Mister nostalgia. Robert Crumb.

Avec cet album de 92 pages, il est possible de revenir sur l’évocation du blues agricole des années 20 dans le Mississipi, et savourer l’humour d’un des papes de la contre culture que je n’avais pas fréquenté depuis des décennies.
Le dessin est magnifique, les femmes ont toujours d’amples volumes, mais le narrateur maigrichon ne se voit pas toujours lui même sous son meilleur jour.
Sa passion exclusive pour le jazz natif qui en fait un collectionneur émouvant, le conduit à condamner inutilement toutes les autres musiques. Le goût du passé ne devrait pas conduire forcément à endurcir un côté réactionnaire.
Mariant ses compétences de musicien et ses talents de dessinateur, l’américain vivant en France, illustre des chansons dont la traduction révèle comme souvent la faiblesse des textes rehaussés heureusement par des dessins truculents.
Qu’il décrive le parcours de plusieurs musiciens dont Charlie Patton au moment de la Grande Dépression ou parodie Boucle d’or aux cheveux coupés rencontrant les trois ours, le ton est acerbe dans ses planches comme travaillées en xylogravure.
L’évocation des chanteurs des rues et la quête des musiques oubliées apportent de la tendresse dans cet album, assemblage de différents récits qui invitent à aller voir si Fritz the Cat son personnage le plus célèbre était aussi ludique que le souvenir me le disait. 

lundi 9 octobre 2017

Le Sens de la fête. Eric Toledano Olivier Nakache.

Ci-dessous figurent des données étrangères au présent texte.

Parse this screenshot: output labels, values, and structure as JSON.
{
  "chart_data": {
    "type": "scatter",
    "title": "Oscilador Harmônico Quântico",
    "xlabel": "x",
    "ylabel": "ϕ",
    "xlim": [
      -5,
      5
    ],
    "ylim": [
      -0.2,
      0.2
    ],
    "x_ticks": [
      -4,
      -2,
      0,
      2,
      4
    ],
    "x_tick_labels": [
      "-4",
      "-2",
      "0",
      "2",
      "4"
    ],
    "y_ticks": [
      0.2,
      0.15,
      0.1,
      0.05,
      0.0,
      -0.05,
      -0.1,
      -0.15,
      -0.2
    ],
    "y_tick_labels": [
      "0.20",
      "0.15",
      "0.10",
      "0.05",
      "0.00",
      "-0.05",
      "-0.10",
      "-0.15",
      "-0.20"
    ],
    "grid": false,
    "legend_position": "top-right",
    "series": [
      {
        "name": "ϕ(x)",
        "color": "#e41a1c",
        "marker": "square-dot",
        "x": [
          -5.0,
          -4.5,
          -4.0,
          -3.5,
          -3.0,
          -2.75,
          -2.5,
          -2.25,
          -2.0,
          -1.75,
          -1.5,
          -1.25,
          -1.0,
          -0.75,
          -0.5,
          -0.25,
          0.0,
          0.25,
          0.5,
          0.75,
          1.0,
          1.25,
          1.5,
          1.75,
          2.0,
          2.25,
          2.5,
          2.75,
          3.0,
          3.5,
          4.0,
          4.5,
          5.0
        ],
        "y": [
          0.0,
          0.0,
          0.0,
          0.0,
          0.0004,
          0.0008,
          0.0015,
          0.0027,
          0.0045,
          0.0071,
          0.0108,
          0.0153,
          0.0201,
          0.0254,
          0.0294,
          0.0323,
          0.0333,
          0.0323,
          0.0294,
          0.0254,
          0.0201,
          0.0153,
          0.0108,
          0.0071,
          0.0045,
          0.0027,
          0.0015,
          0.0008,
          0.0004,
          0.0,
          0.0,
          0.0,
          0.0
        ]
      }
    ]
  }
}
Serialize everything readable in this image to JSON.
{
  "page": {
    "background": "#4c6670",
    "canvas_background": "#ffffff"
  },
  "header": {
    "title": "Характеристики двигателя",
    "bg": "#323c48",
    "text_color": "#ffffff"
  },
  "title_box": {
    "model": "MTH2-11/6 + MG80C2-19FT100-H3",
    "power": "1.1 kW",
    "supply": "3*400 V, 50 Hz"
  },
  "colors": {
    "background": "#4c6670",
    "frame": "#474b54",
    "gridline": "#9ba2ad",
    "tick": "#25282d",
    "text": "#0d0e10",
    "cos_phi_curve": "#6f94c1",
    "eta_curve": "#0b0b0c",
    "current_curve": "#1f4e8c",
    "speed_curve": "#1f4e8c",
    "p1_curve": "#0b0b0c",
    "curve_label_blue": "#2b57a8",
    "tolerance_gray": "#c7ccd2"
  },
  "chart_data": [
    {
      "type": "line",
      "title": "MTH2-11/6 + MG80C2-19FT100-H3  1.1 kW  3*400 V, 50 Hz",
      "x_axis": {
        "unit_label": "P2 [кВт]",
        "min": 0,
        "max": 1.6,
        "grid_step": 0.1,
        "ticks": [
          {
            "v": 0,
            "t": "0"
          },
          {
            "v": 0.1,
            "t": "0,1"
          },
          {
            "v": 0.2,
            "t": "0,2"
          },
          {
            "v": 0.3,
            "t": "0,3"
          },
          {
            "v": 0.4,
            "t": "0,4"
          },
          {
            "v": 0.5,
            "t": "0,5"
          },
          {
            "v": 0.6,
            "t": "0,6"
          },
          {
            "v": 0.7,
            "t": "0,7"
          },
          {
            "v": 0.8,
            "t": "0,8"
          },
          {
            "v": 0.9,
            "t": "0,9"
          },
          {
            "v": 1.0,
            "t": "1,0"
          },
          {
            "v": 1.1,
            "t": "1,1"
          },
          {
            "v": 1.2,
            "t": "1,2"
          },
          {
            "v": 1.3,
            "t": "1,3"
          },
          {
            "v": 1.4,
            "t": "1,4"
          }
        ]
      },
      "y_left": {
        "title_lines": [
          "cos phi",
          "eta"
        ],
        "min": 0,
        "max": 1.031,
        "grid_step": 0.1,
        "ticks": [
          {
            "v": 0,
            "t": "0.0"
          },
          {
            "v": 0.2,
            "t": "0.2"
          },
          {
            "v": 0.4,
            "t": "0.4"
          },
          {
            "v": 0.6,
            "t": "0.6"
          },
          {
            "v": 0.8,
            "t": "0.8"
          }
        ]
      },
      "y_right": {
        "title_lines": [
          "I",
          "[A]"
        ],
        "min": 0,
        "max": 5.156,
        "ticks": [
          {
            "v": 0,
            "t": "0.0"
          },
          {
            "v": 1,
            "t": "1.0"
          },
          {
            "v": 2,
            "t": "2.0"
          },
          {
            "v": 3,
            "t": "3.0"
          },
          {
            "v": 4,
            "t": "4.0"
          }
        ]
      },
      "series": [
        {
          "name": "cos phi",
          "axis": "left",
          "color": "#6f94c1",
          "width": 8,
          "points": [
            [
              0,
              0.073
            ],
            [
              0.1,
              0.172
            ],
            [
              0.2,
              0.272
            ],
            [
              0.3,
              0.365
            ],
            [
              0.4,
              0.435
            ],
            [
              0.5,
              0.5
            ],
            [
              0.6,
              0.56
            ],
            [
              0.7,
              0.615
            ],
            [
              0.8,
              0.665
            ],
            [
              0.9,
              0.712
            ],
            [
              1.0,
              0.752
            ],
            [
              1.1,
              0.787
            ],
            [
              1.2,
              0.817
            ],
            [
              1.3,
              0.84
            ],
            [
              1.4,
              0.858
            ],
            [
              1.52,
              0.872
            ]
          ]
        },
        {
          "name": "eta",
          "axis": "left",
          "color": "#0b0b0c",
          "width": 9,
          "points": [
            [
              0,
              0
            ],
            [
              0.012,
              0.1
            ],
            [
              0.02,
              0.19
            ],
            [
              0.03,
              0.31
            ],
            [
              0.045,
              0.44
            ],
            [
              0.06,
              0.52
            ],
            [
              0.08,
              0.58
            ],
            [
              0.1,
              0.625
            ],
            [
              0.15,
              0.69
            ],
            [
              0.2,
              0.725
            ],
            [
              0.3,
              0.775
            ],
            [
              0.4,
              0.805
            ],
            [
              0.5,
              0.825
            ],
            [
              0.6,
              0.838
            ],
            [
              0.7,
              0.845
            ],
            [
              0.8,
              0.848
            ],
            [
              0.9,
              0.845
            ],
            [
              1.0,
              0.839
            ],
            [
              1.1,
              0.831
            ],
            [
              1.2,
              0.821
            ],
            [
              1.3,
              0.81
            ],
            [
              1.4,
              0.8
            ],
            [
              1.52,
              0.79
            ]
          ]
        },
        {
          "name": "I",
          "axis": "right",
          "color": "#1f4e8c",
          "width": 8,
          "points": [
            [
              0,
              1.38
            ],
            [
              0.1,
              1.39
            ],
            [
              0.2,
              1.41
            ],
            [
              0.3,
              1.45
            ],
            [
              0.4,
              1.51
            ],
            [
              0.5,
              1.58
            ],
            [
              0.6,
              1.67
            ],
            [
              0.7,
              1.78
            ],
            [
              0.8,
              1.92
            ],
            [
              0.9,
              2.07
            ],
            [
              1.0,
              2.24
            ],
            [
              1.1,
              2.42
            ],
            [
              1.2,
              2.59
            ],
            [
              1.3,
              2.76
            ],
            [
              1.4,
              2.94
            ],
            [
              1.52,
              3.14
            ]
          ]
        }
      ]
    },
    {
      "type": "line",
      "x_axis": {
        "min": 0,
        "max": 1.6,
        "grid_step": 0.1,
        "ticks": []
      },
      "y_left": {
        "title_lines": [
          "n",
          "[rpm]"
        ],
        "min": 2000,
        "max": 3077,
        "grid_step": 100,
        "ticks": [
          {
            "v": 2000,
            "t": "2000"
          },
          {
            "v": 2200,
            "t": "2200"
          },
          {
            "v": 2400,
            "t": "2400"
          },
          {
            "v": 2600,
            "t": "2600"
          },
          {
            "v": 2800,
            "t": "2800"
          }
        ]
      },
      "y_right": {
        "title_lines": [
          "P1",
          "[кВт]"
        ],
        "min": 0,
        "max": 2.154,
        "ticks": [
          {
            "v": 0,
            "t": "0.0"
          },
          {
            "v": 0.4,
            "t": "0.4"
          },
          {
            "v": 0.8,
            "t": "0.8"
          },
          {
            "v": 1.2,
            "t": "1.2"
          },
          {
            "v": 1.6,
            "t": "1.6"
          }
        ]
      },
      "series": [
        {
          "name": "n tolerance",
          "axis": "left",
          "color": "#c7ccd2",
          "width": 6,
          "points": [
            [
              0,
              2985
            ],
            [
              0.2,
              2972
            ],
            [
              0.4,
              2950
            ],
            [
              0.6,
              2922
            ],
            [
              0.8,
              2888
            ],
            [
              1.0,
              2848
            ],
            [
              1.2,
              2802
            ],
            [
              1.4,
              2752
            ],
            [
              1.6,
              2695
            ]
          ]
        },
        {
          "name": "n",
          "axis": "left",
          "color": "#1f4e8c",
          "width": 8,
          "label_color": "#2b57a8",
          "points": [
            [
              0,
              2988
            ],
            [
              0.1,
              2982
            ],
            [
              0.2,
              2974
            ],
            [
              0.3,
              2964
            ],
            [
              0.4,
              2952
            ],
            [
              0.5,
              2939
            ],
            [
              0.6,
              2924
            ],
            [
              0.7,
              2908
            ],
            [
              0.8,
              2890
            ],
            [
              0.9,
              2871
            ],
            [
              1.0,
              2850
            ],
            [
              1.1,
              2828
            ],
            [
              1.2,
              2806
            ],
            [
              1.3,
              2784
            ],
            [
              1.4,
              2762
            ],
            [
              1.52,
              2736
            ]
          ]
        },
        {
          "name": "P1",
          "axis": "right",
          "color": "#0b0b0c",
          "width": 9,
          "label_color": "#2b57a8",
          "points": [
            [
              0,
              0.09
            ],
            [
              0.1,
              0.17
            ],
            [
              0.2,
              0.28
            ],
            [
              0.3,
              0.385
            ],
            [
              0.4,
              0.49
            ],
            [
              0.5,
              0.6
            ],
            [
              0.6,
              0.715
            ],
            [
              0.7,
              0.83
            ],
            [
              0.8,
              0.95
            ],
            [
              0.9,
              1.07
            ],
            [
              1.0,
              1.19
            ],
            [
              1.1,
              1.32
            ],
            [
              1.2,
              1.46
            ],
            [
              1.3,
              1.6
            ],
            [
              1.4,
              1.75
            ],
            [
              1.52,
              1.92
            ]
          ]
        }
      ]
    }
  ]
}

Le film divertissant, promis à un grand succès, saisit parfaitement l’air du temps macronien: du « bordel » peut émerger une grâce éphémère certes, mais toujours bonne à prendre, la relève prend la place d’une génération désabusée, mots crus et discours interminables, éloge de l’entreprise et de la diversité, réactif et positif…
Les téléphones portables sont une source de gags surtout autour d’un photographe daté - il s’appelle Guy - qui regrette l’argentique, ne supporte pas les photos par téléphone, mais s’accommode fort bien de la géo localisation pour draguer. Les délices des correcteurs orthographiques non corrigés dans les SMS et les répondeurs saturés sont réservés à Max le patron, attachant maître d’œuvre d’une fête de mariage où les catastrophes s’accumulent avant une conclusion qui ne peut être qu’heureuse.
Ses collaborateurs ne sont pas tous déclarés, mais si certains ont des compétences qui mériteraient un surplus de formation, d’autres peuvent rattraper les coups mal partis, naturellement, gentiment.
Qui n’a pas dit que Bacri et tous les acteurs sont excellents, passant de la caricature à des notations plus subtiles, en une partition bien orchestrée avec des dialogues croustillants ?
Rythmées par des cartons qui indiquent le temps qui s’écoule à la minute près, comme ça se dit dans notre présent affolé, ces deux heures passent bien vite :
rire ensemble, rire ensemble, houai !
Léger, frais, pas comme le contenu du camion frigorifique… 

dimanche 8 octobre 2017

Le monde d’hier. Stefan Zweig. Jérôme Kircher. Patrick Pineau.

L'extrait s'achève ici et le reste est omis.